Cí escribió al dictado, repitiendo en voz alta cada una de las palabras. Feng continuó.

– El fallecido, de nombre Li-Shang, hijo y nieto de Li, que en palabras de su primogénito contaba unos cincuenta y ocho años de edad en el momento de su muerte, de profesión contable, labriego y carpintero, fue visto por última vez anteayer a mediodía después de atender sus tareas en el almacén de Bao-Pao, donde ahora nos encontramos. Su hijo manifiesta que el fallecido no padecía enfermedades más allá de las propias de su edad o de las estaciones, y que carecía de enemigos conocidos.

Feng miró al primogénito, quien se apresuró a confirmar los datos, y luego a Cí para que recitara lo redactado.

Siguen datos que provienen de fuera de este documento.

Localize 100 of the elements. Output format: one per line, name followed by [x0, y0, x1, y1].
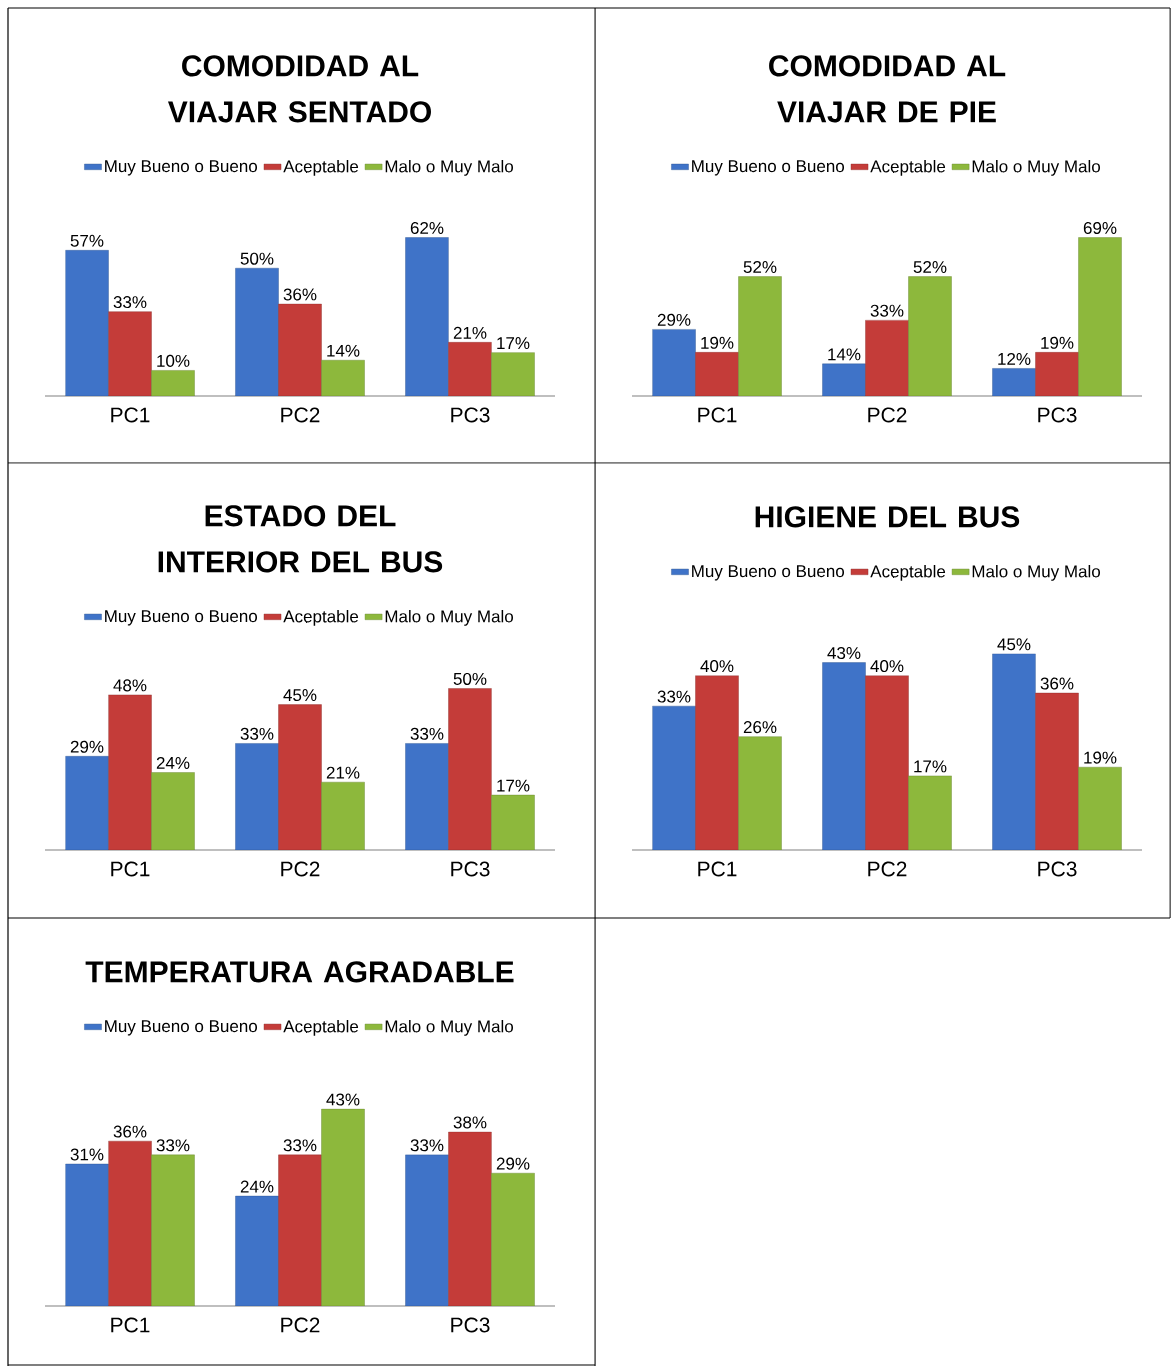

– Por desconocimiento de sus familiares -continuó Feng con gesto de reprobación-, el cuerpo ha sido lavado y vestido. Ellos mismos confirman que en el momento en que les fue entregado no advirtieron más heridas que el tremendo tajo que separaba su cabeza del tronco y que sin duda fue el que acabó con su vida. Presenta la boca exageradamente abierta… -intentó cerrársela sin éxito- y rigidez en la mandíbula.

– ¿No vais a desnudarle? -se extrañó Cí.

– No será necesario. -Feng alargó su mano hasta rozar el tajo del cuello. Se lo señaló a Cí esperando su respuesta.

– ¿Doble corte? -sugirió el joven.

– Doble corte… Como a los cerdos…

Cí observó con detenimiento la herida libre de cieno. En efecto, en su parte anterior, bajo el lugar que antes ocupaba la nuez, presentaba un tajo horizontal limpio similar al que se les practicaba a los cochinos para desangrarlos. Acto seguido, la herida se ensanchaba a lo largo de toda su circunferencia mediante pequeñas dentelladas, como las producidas con alguna especie de serrucho de matadero. Iba a comentar aquello cuando Feng le pidió que relatara las circunstancias del descubrimiento. Cí obedeció, refiriéndolas tan pormenorizadamente como las recordaba. Cuando concluyó, el juez le miró con severidad.

– ¿Y el trapo? -le preguntó.

– ¿El trapo?

«¡Seré estúpido! ¿Cómo he podido olvidarlo?».

– Me decepcionas, Cí, y no acostumbrabas a hacerlo… -El juez guardó silencio un instante-. Como ya deberías saber, la boca abierta no obedece ni a una mueca de socorro ni a un grito de dolor, pues en tal caso se habría cerrado por la relajación posterior al fallecimiento. En conclusión, debieron introducirle algún objeto antes o inmediatamente después de su muerte, el cual hubo de permanecer allí hasta que los músculos se agarrotaron. Respecto a la tipología del objeto, supongo que hablamos de un trapo de lino, si atendemos a los hilos ensangrentados que aún permanecen entre sus dientes.